L'accensione del braciere - Afp/Franck Fife
Il regista era lo stesso, Thomas Jolly, eppure la cerimonia di apertura della Paralimpiadi di Parigi 2024 è stata agli antipodi di quella delle Olmpiadi. La parata dello scorso 26 luglio era stata magniloquente, retorica e infarcita di cadute di gusto di ogni tipo: “neopagane”, kitsch, perfino smaccatamente pubblicitarie. E aveva relegato gli atleti ai margini, spettatori statici sui bateau-mouche e poi inghiottiti da qualche parte fuori dalla portata dei pur scintillanti riflettori parigini. Per le Paralimpiadi, l’altra sera. è stato l’opposto: i protagonisti sono stati loro, gli atleti, con le bandiere e i colori delle divise, con l’emozione e la gioia di esserci che prendeva il sopravvento su ogni altra immagine, con le loro disabilità portate senza imbarazzo e senza enfasi. Certo, la sfilata è stata lunga, forse anti-televisiva: ma che fare, se il movimento paralimpico è cresciuto a tal punto da richiedere due ore soltanto per sfilare lungo gli Champs-Élysées?

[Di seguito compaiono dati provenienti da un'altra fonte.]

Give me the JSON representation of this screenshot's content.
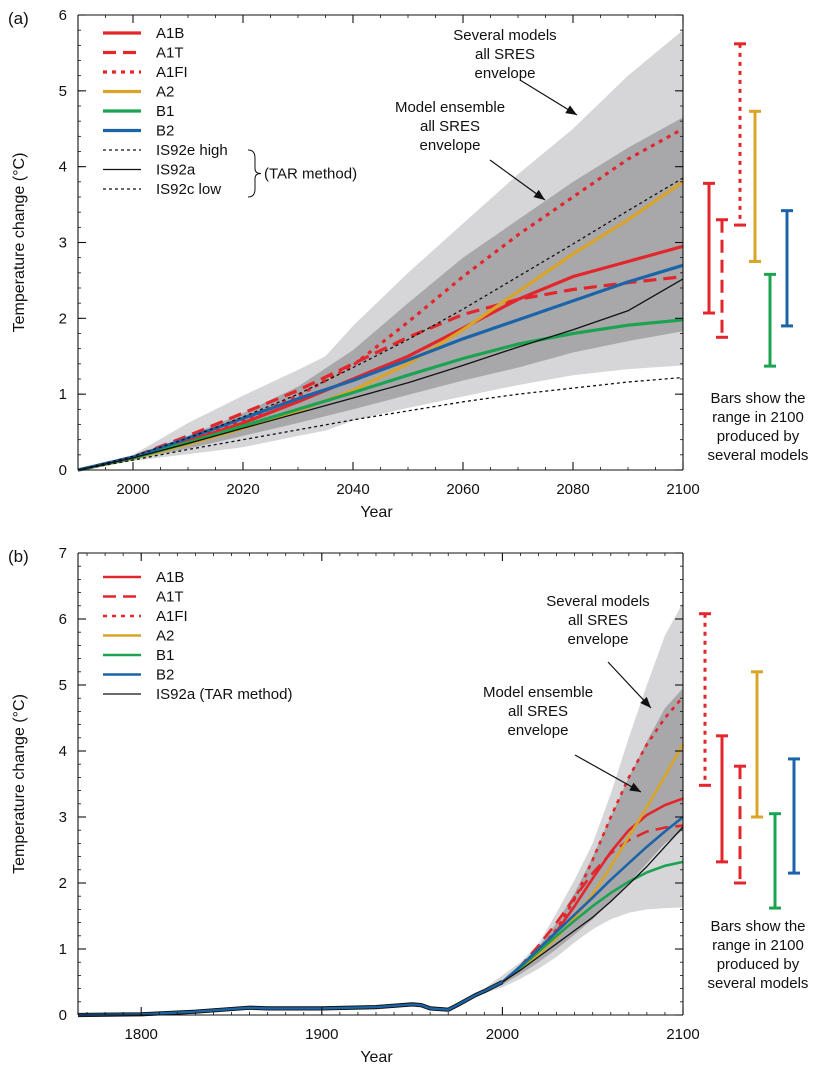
{
  "chart_data": [
    {
      "type": "line",
      "panel_label": "(a)",
      "title": "",
      "xlabel": "Year",
      "ylabel": "Temperature change (°C)",
      "xlim": [
        1990,
        2100
      ],
      "ylim": [
        0,
        6
      ],
      "xticks": [
        2000,
        2020,
        2040,
        2060,
        2080,
        2100
      ],
      "yticks": [
        0,
        1,
        2,
        3,
        4,
        5,
        6
      ],
      "legend_position": "top-left",
      "series": [
        {
          "name": "A1B",
          "color": "#e3262b",
          "dash": "solid",
          "width": 3.2,
          "x": [
            1990,
            2000,
            2010,
            2020,
            2030,
            2040,
            2050,
            2060,
            2070,
            2080,
            2090,
            2100
          ],
          "values": [
            0,
            0.16,
            0.38,
            0.62,
            0.9,
            1.2,
            1.5,
            1.87,
            2.25,
            2.55,
            2.75,
            2.95
          ]
        },
        {
          "name": "A1T",
          "color": "#e3262b",
          "dash": "long",
          "width": 3.2,
          "x": [
            1990,
            2000,
            2010,
            2020,
            2030,
            2040,
            2050,
            2060,
            2070,
            2080,
            2090,
            2100
          ],
          "values": [
            0,
            0.17,
            0.45,
            0.75,
            1.05,
            1.4,
            1.75,
            2.05,
            2.25,
            2.38,
            2.47,
            2.55
          ]
        },
        {
          "name": "A1FI",
          "color": "#e3262b",
          "dash": "dot",
          "width": 3.2,
          "x": [
            1990,
            2000,
            2010,
            2020,
            2030,
            2040,
            2050,
            2060,
            2070,
            2080,
            2090,
            2100
          ],
          "values": [
            0,
            0.16,
            0.38,
            0.65,
            0.98,
            1.38,
            1.95,
            2.55,
            3.1,
            3.6,
            4.1,
            4.5
          ]
        },
        {
          "name": "A2",
          "color": "#d9a428",
          "dash": "solid",
          "width": 3.2,
          "x": [
            1990,
            2000,
            2010,
            2020,
            2030,
            2040,
            2050,
            2060,
            2070,
            2080,
            2090,
            2100
          ],
          "values": [
            0,
            0.15,
            0.34,
            0.55,
            0.78,
            1.05,
            1.4,
            1.85,
            2.35,
            2.85,
            3.3,
            3.8
          ]
        },
        {
          "name": "B1",
          "color": "#1ba351",
          "dash": "solid",
          "width": 3.2,
          "x": [
            1990,
            2000,
            2010,
            2020,
            2030,
            2040,
            2050,
            2060,
            2070,
            2080,
            2090,
            2100
          ],
          "values": [
            0,
            0.16,
            0.36,
            0.58,
            0.8,
            1.02,
            1.25,
            1.47,
            1.66,
            1.8,
            1.91,
            1.98
          ]
        },
        {
          "name": "B2",
          "color": "#1c64a8",
          "dash": "solid",
          "width": 3.2,
          "x": [
            1990,
            2000,
            2010,
            2020,
            2030,
            2040,
            2050,
            2060,
            2070,
            2080,
            2090,
            2100
          ],
          "values": [
            0,
            0.17,
            0.42,
            0.68,
            0.94,
            1.18,
            1.45,
            1.73,
            1.98,
            2.23,
            2.48,
            2.7
          ]
        },
        {
          "name": "IS92e high",
          "color": "#111111",
          "dash": "thin-dot",
          "width": 1.3,
          "x": [
            1990,
            2000,
            2010,
            2020,
            2030,
            2040,
            2050,
            2060,
            2070,
            2080,
            2090,
            2100
          ],
          "values": [
            0,
            0.18,
            0.42,
            0.7,
            1.0,
            1.35,
            1.72,
            2.12,
            2.55,
            2.98,
            3.42,
            3.85
          ]
        },
        {
          "name": "IS92a",
          "color": "#111111",
          "dash": "solid",
          "width": 1.3,
          "x": [
            1990,
            2000,
            2010,
            2020,
            2030,
            2040,
            2050,
            2060,
            2070,
            2080,
            2090,
            2100
          ],
          "values": [
            0,
            0.16,
            0.35,
            0.55,
            0.75,
            0.95,
            1.15,
            1.38,
            1.62,
            1.85,
            2.1,
            2.52
          ]
        },
        {
          "name": "IS92c low",
          "color": "#111111",
          "dash": "thin-dot",
          "width": 1.3,
          "x": [
            1990,
            2000,
            2010,
            2020,
            2030,
            2040,
            2050,
            2060,
            2070,
            2080,
            2090,
            2100
          ],
          "values": [
            0,
            0.13,
            0.27,
            0.4,
            0.53,
            0.66,
            0.78,
            0.9,
            1.0,
            1.08,
            1.16,
            1.22
          ]
        }
      ],
      "legend_group_note": "(TAR method)",
      "envelopes": [
        {
          "name": "Several models all SRES envelope",
          "color": "#d6d6d8",
          "x": [
            1990,
            2000,
            2010,
            2020,
            2030,
            2035,
            2040,
            2050,
            2060,
            2070,
            2080,
            2090,
            2100
          ],
          "upper": [
            0,
            0.2,
            0.62,
            0.98,
            1.32,
            1.5,
            1.9,
            2.6,
            3.25,
            3.9,
            4.5,
            5.2,
            5.8
          ],
          "lower": [
            0,
            0.12,
            0.21,
            0.3,
            0.45,
            0.52,
            0.65,
            0.82,
            0.97,
            1.12,
            1.25,
            1.33,
            1.38
          ]
        },
        {
          "name": "Model ensemble all SRES envelope",
          "color": "#a8a8ab",
          "x": [
            1990,
            2000,
            2010,
            2020,
            2030,
            2040,
            2050,
            2060,
            2070,
            2080,
            2090,
            2100
          ],
          "upper": [
            0,
            0.18,
            0.45,
            0.75,
            1.1,
            1.58,
            2.2,
            2.8,
            3.3,
            3.8,
            4.25,
            4.65
          ],
          "lower": [
            0,
            0.14,
            0.28,
            0.45,
            0.62,
            0.8,
            0.99,
            1.18,
            1.35,
            1.55,
            1.7,
            1.83
          ]
        }
      ],
      "range_bars_2100": [
        {
          "series": "A1B",
          "low": 2.07,
          "high": 3.78
        },
        {
          "series": "A1T",
          "low": 1.75,
          "high": 3.3
        },
        {
          "series": "A1FI",
          "low": 3.23,
          "high": 5.62
        },
        {
          "series": "A2",
          "low": 2.75,
          "high": 4.73
        },
        {
          "series": "B1",
          "low": 1.37,
          "high": 2.58
        },
        {
          "series": "B2",
          "low": 1.9,
          "high": 3.42
        }
      ],
      "annotations": {
        "several_models": [
          "Several models",
          "all SRES",
          "envelope"
        ],
        "ensemble": [
          "Model ensemble",
          "all SRES",
          "envelope"
        ],
        "bars_note": [
          "Bars show the",
          "range in 2100",
          "produced by",
          "several models"
        ]
      }
    },
    {
      "type": "line",
      "panel_label": "(b)",
      "title": "",
      "xlabel": "Year",
      "ylabel": "Temperature change (°C)",
      "xlim": [
        1765,
        2100
      ],
      "ylim": [
        0,
        7
      ],
      "xticks": [
        1800,
        1900,
        2000,
        2100
      ],
      "yticks": [
        0,
        1,
        2,
        3,
        4,
        5,
        6,
        7
      ],
      "legend_position": "top-left",
      "series": [
        {
          "name": "A1B",
          "color": "#e3262b",
          "dash": "solid",
          "width": 2.6,
          "x": [
            2000,
            2010,
            2020,
            2030,
            2040,
            2050,
            2060,
            2070,
            2080,
            2090,
            2100
          ],
          "values": [
            0.5,
            0.72,
            0.97,
            1.27,
            1.65,
            2.07,
            2.47,
            2.8,
            3.03,
            3.18,
            3.28
          ]
        },
        {
          "name": "A1T",
          "color": "#e3262b",
          "dash": "long",
          "width": 2.6,
          "x": [
            2000,
            2010,
            2020,
            2030,
            2040,
            2050,
            2060,
            2070,
            2080,
            2090,
            2100
          ],
          "values": [
            0.5,
            0.74,
            1.05,
            1.4,
            1.78,
            2.15,
            2.45,
            2.65,
            2.78,
            2.84,
            2.87
          ]
        },
        {
          "name": "A1FI",
          "color": "#e3262b",
          "dash": "dot",
          "width": 2.6,
          "x": [
            2000,
            2010,
            2020,
            2030,
            2040,
            2050,
            2060,
            2070,
            2080,
            2090,
            2100
          ],
          "values": [
            0.5,
            0.72,
            0.98,
            1.3,
            1.75,
            2.35,
            3.0,
            3.6,
            4.1,
            4.5,
            4.82
          ]
        },
        {
          "name": "A2",
          "color": "#d9a428",
          "dash": "solid",
          "width": 2.6,
          "x": [
            2000,
            2010,
            2020,
            2030,
            2040,
            2050,
            2060,
            2070,
            2080,
            2090,
            2100
          ],
          "values": [
            0.5,
            0.7,
            0.92,
            1.17,
            1.47,
            1.83,
            2.25,
            2.7,
            3.15,
            3.62,
            4.1
          ]
        },
        {
          "name": "B1",
          "color": "#1ba351",
          "dash": "solid",
          "width": 2.6,
          "x": [
            2000,
            2010,
            2020,
            2030,
            2040,
            2050,
            2060,
            2070,
            2080,
            2090,
            2100
          ],
          "values": [
            0.5,
            0.72,
            0.96,
            1.2,
            1.43,
            1.65,
            1.85,
            2.02,
            2.16,
            2.26,
            2.32
          ]
        },
        {
          "name": "B2",
          "color": "#1c64a8",
          "dash": "solid",
          "width": 2.6,
          "x": [
            2000,
            2010,
            2020,
            2030,
            2040,
            2050,
            2060,
            2070,
            2080,
            2090,
            2100
          ],
          "values": [
            0.5,
            0.74,
            1.0,
            1.26,
            1.52,
            1.78,
            2.05,
            2.3,
            2.55,
            2.78,
            3.0
          ]
        },
        {
          "name": "IS92a (TAR method)",
          "color": "#111111",
          "dash": "solid",
          "width": 1.3,
          "x": [
            2000,
            2010,
            2020,
            2030,
            2040,
            2050,
            2060,
            2070,
            2080,
            2090,
            2100
          ],
          "values": [
            0.5,
            0.68,
            0.88,
            1.08,
            1.28,
            1.48,
            1.72,
            1.98,
            2.25,
            2.55,
            2.85
          ]
        }
      ],
      "historical": {
        "name": "historical",
        "color": "#1c64a8",
        "x": [
          1765,
          1800,
          1830,
          1860,
          1870,
          1880,
          1900,
          1930,
          1950,
          1955,
          1960,
          1970,
          1975,
          1985,
          1990,
          2000
        ],
        "values": [
          0.0,
          0.01,
          0.05,
          0.11,
          0.1,
          0.1,
          0.1,
          0.12,
          0.16,
          0.15,
          0.1,
          0.08,
          0.15,
          0.3,
          0.36,
          0.5
        ]
      },
      "envelopes": [
        {
          "name": "Several models all SRES envelope",
          "color": "#d6d6d8",
          "x": [
            1990,
            2000,
            2010,
            2020,
            2030,
            2040,
            2050,
            2060,
            2070,
            2080,
            2090,
            2100
          ],
          "upper": [
            0.4,
            0.6,
            0.8,
            1.08,
            1.55,
            2.05,
            2.6,
            3.35,
            4.2,
            5.0,
            5.75,
            6.25
          ],
          "lower": [
            0.33,
            0.42,
            0.55,
            0.7,
            0.88,
            1.1,
            1.3,
            1.45,
            1.55,
            1.6,
            1.62,
            1.63
          ]
        },
        {
          "name": "Model ensemble all SRES envelope",
          "color": "#a8a8ab",
          "x": [
            1990,
            2000,
            2010,
            2020,
            2030,
            2040,
            2050,
            2060,
            2070,
            2080,
            2090,
            2100
          ],
          "upper": [
            0.38,
            0.52,
            0.76,
            1.03,
            1.4,
            1.85,
            2.4,
            3.0,
            3.6,
            4.15,
            4.65,
            4.95
          ],
          "lower": [
            0.34,
            0.46,
            0.62,
            0.8,
            1.0,
            1.22,
            1.45,
            1.72,
            2.0,
            2.3,
            2.6,
            2.8
          ]
        }
      ],
      "range_bars_2100": [
        {
          "series": "A1FI",
          "low": 3.48,
          "high": 6.08
        },
        {
          "series": "A1B",
          "low": 2.32,
          "high": 4.23
        },
        {
          "series": "A1T",
          "low": 2.0,
          "high": 3.77
        },
        {
          "series": "A2",
          "low": 3.0,
          "high": 5.2
        },
        {
          "series": "B1",
          "low": 1.62,
          "high": 3.05
        },
        {
          "series": "B2",
          "low": 2.15,
          "high": 3.88
        }
      ],
      "annotations": {
        "several_models": [
          "Several models",
          "all SRES",
          "envelope"
        ],
        "ensemble": [
          "Model ensemble",
          "all SRES",
          "envelope"
        ],
        "bars_note": [
          "Bars show the",
          "range in 2100",
          "produced by",
          "several models"
        ]
      }
    }
  ]
}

Coerente e lineare quindi il passaggio ai momenti coreografati, strettamente a tema. Anche qui si notava la differenza rispetto alla cerimonia olimpica, dove si giustapponevano artisti e performer vari senza che si riuscisse a cogliere la connessione tra gli uni e gli altri, se non in una vaga e un po’ stereotipata ripetizione delle immagini-cartolina della grandeur che i francesi si attribuiscono. Le esibizioni di Musa Motha o Luc Bruyère, le scene di danza che evocavano, sublimandole, le battaglia per il superamento del limite o per l’inclusione sociale: tutto è stato fluente, fino alla passerella dei tedofori finali - tra loro l’italiana Bebe Vio, già presente in versione modella il 26 luglio e qui nelle sue vesti di atleta - che hanno riacceso il braciere. E di nuovo la mongolfiera infuocata è tornata a rischiarare le notti di Parigi.